If life is empty, it is hard to fill, whether you have money or not.
The original film by Alain Gessua, assistant to such great classics of cinema as Marcel Carnet and Jacques Becker, invites you to plunge into semi-reality against the backdrop of Lake Geneva.
Have you ever dreamed of becoming the hero of a beloved book and living his life? To survive all his travels? Meet the same interesting people, captivating women or charming men, and lead the same exciting, eventful life? If so, you will understand Robert, one of the main characters of this film.
Bored rich and not without a fair share of infantilism Robert, taking advantage of the period of stagnation at his favorite writer, invites him (with a charming wife) to his villa in Switzerland. Debts of the writer grow, ideas for new comics do not come and he begins to invent all sorts of murders and love stories involving a little nervous Robert. And that's where it started.

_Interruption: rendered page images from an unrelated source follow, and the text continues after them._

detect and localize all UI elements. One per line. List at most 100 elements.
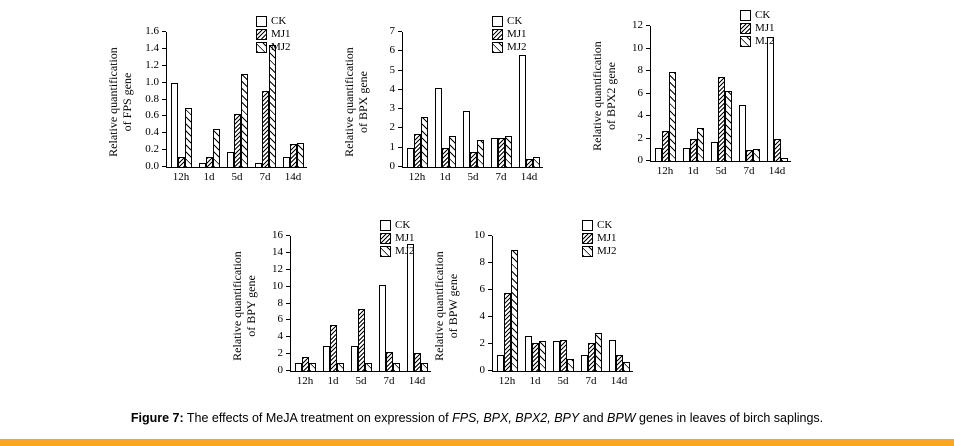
legend-swatch-ck xyxy=(256,16,267,27)
y-tick-label: 0 xyxy=(277,364,284,376)
chart-bpx: Relative quantification of BPX gene 0 1 2 3 4 5… xyxy=(340,16,550,210)
legend-label: MJ1 xyxy=(755,22,775,34)
bar-mj1-1d xyxy=(205,156,213,167)
x-axis: 12h 1d 5d 7d 14d xyxy=(167,171,307,184)
y-tick-label: 4 xyxy=(277,330,284,343)
bar-mj1-12h xyxy=(661,130,669,161)
x-tick-label: 1d xyxy=(687,165,699,177)
y-axis-title-line: Relative quantification xyxy=(432,251,447,361)
y-tick-mark xyxy=(488,316,492,317)
legend-item-mj2: MJ2 xyxy=(256,42,291,53)
legend-label: MJ1 xyxy=(507,28,527,40)
y-tick-label: 1.4 xyxy=(145,41,159,54)
legend-label: MJ1 xyxy=(395,232,415,244)
y-axis-title-line: Relative quantification xyxy=(230,251,245,361)
bar-ck-7d xyxy=(378,284,386,371)
y-tick-mark xyxy=(162,98,166,100)
caption-segment: BPW xyxy=(607,411,636,425)
legend-swatch-ck xyxy=(492,16,503,27)
y-tick-mark xyxy=(286,353,290,355)
y-tick-label: 0.4 xyxy=(145,126,159,139)
y-tick-label: 0.6 xyxy=(145,109,159,122)
y-tick-label: 10 xyxy=(632,41,643,54)
bar-mj1-7d xyxy=(587,342,595,371)
axis-box: 0 2 4 6 8 10 12h 1d 5d 7d 14d CK MJ1 MJ2 xyxy=(464,219,640,414)
axis-box: 0 2 4 6 8 10 12 14 16 12h 1d 5d 7d 14d CK MJ1 MJ2 xyxy=(262,219,438,414)
y-tick-label: 8 xyxy=(277,296,284,309)
legend-item-mj1: MJ1 xyxy=(492,29,527,40)
x-tick-label: 14d xyxy=(768,165,786,177)
legend-label: CK xyxy=(395,219,411,231)
y-axis-title: Relative quantification of BPX2 gene xyxy=(588,12,622,180)
x-axis: 12h 1d 5d 7d 14d xyxy=(403,171,543,184)
bar-ck-5d xyxy=(226,151,234,167)
y-axis-title: Relative quantification of BPY gene xyxy=(228,222,262,390)
y-axis: 0 2 4 6 8 10 12 xyxy=(622,20,650,166)
y-tick-mark xyxy=(286,268,290,270)
legend-item-mj2: MJ2 xyxy=(740,36,775,47)
y-tick-mark xyxy=(646,70,650,71)
bar-mj1-12h xyxy=(503,292,511,371)
x-tick-label: 5d xyxy=(355,375,367,387)
bar-mj2-5d xyxy=(240,74,248,167)
axis-box: 0 1 2 3 4 5 6 7 12h 1d 5d 7d 14d CK MJ1 MJ2 xyxy=(374,16,550,210)
x-tick-label: 12h xyxy=(656,165,674,177)
y-tick-label: 7 xyxy=(389,25,396,37)
x-tick-label: 12h xyxy=(172,171,190,183)
y-tick-label: 6 xyxy=(277,313,284,326)
y-tick-label: 3 xyxy=(389,102,396,115)
y-tick-mark xyxy=(488,235,492,236)
y-tick-mark xyxy=(286,319,290,321)
bar-mj1-7d xyxy=(385,351,393,371)
bar-mj2-14d xyxy=(622,361,630,371)
legend-label: CK xyxy=(271,15,287,27)
bar-mj1-7d xyxy=(261,91,269,167)
y-tick-label: 6 xyxy=(637,86,644,99)
legend-swatch-ck xyxy=(582,220,593,231)
caption-segment: Figure 7: xyxy=(130,411,184,425)
x-tick-label: 7d xyxy=(383,375,395,387)
legend-item-ck: CK xyxy=(256,16,291,27)
y-tick-mark xyxy=(398,88,402,90)
bar-mj2-14d xyxy=(420,363,428,371)
y-tick-mark xyxy=(646,47,650,49)
y-tick-label: 16 xyxy=(272,229,283,241)
y-axis-title-line: of FPS gene xyxy=(120,72,134,132)
legend-label: CK xyxy=(597,219,613,231)
y-tick-mark xyxy=(646,115,650,116)
y-axis-title-line: Relative quantification xyxy=(342,47,357,157)
legend-label: MJ2 xyxy=(271,41,291,53)
x-tick-label: 5d xyxy=(231,171,243,183)
y-tick-label: 1.0 xyxy=(145,75,159,88)
legend-label: MJ2 xyxy=(755,35,775,47)
bar-ck-7d xyxy=(738,104,746,161)
y-tick-mark xyxy=(286,285,290,287)
bar-ck-12h xyxy=(654,147,662,161)
bar-mj2-7d xyxy=(268,44,276,167)
x-tick-label: 1d xyxy=(327,375,339,387)
caption-segment: The effects of MeJA treatment on express… xyxy=(183,411,453,425)
legend-swatch-mj1 xyxy=(256,29,267,40)
y-tick-label: 6 xyxy=(479,283,486,295)
legend-item-mj1: MJ1 xyxy=(582,233,617,244)
axis-box: 0 2 4 6 8 10 12 12h 1d 5d 7d 14d CK MJ1 MJ2 xyxy=(622,10,798,204)
bar-mj2-5d xyxy=(724,91,732,161)
figure-caption: Figure 7: The effects of MeJA treatment … xyxy=(0,410,954,426)
y-axis-title-text: Relative quantification of BPY gene xyxy=(230,251,259,361)
legend-label: MJ1 xyxy=(597,232,617,244)
plot-area xyxy=(290,236,431,372)
y-axis-title-text: Relative quantification of BPW gene xyxy=(432,251,461,361)
x-tick-label: 1d xyxy=(529,375,541,387)
chart-bpy: Relative quantification of BPY gene 0 2 4 6 8 1… xyxy=(228,219,438,414)
y-axis-title: Relative quantification of BPW gene xyxy=(430,222,464,390)
bar-mj1-14d xyxy=(773,138,781,161)
bar-ck-12h xyxy=(170,82,178,167)
bar-ck-5d xyxy=(462,111,470,167)
y-axis-title-line: of BPW gene xyxy=(446,273,460,339)
bar-mj1-1d xyxy=(531,342,539,371)
y-tick-label: 0.8 xyxy=(145,92,159,105)
chart-bpx2: Relative quantification of BPX2 gene 0 2 4 6 8… xyxy=(588,10,798,204)
bar-mj1-14d xyxy=(615,354,623,371)
bar-mj2-12h xyxy=(510,249,518,371)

The intermittent inserts from comics, driving music and blurring the boundaries of the real and the imaginary remind me very much of Antonioni’s “Photomagnification” released a year earlier, although I can assume that this is only a personal association.

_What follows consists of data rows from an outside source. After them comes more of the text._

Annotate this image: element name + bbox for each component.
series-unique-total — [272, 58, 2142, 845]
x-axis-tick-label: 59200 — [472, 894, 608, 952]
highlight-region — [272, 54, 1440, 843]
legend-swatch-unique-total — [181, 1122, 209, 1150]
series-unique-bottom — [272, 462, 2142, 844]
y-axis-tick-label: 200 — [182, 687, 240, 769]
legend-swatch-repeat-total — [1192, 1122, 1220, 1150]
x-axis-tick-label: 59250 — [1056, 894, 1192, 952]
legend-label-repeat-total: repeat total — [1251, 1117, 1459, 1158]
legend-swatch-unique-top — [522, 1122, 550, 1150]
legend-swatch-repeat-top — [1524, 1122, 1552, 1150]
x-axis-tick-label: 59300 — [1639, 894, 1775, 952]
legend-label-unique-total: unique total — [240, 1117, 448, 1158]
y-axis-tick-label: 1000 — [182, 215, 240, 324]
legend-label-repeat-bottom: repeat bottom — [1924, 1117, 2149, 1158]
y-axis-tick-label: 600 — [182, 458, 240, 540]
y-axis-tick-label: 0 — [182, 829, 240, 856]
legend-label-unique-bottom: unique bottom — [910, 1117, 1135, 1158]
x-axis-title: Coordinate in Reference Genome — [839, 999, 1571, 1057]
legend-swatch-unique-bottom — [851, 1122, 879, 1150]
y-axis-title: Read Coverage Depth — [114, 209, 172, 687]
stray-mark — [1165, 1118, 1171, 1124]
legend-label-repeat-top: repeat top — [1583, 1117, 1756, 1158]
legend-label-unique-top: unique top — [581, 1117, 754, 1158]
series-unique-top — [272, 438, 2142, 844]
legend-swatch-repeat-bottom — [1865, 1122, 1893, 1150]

This is not a film in which someone should empathize, and you are unlikely to succeed, but this does not mean that the play of Cassel, Duhossua and Auger failed. Quite the opposite. Especially “live” and natural looks the character of Jean-Pierre Cassel – this brilliant look, loving earthly pleasures of a man – came out very well.
In general, more than an interesting film with a suspiciously low number of views, given the democratic film language, the charm of the characters and the twisting of the plot.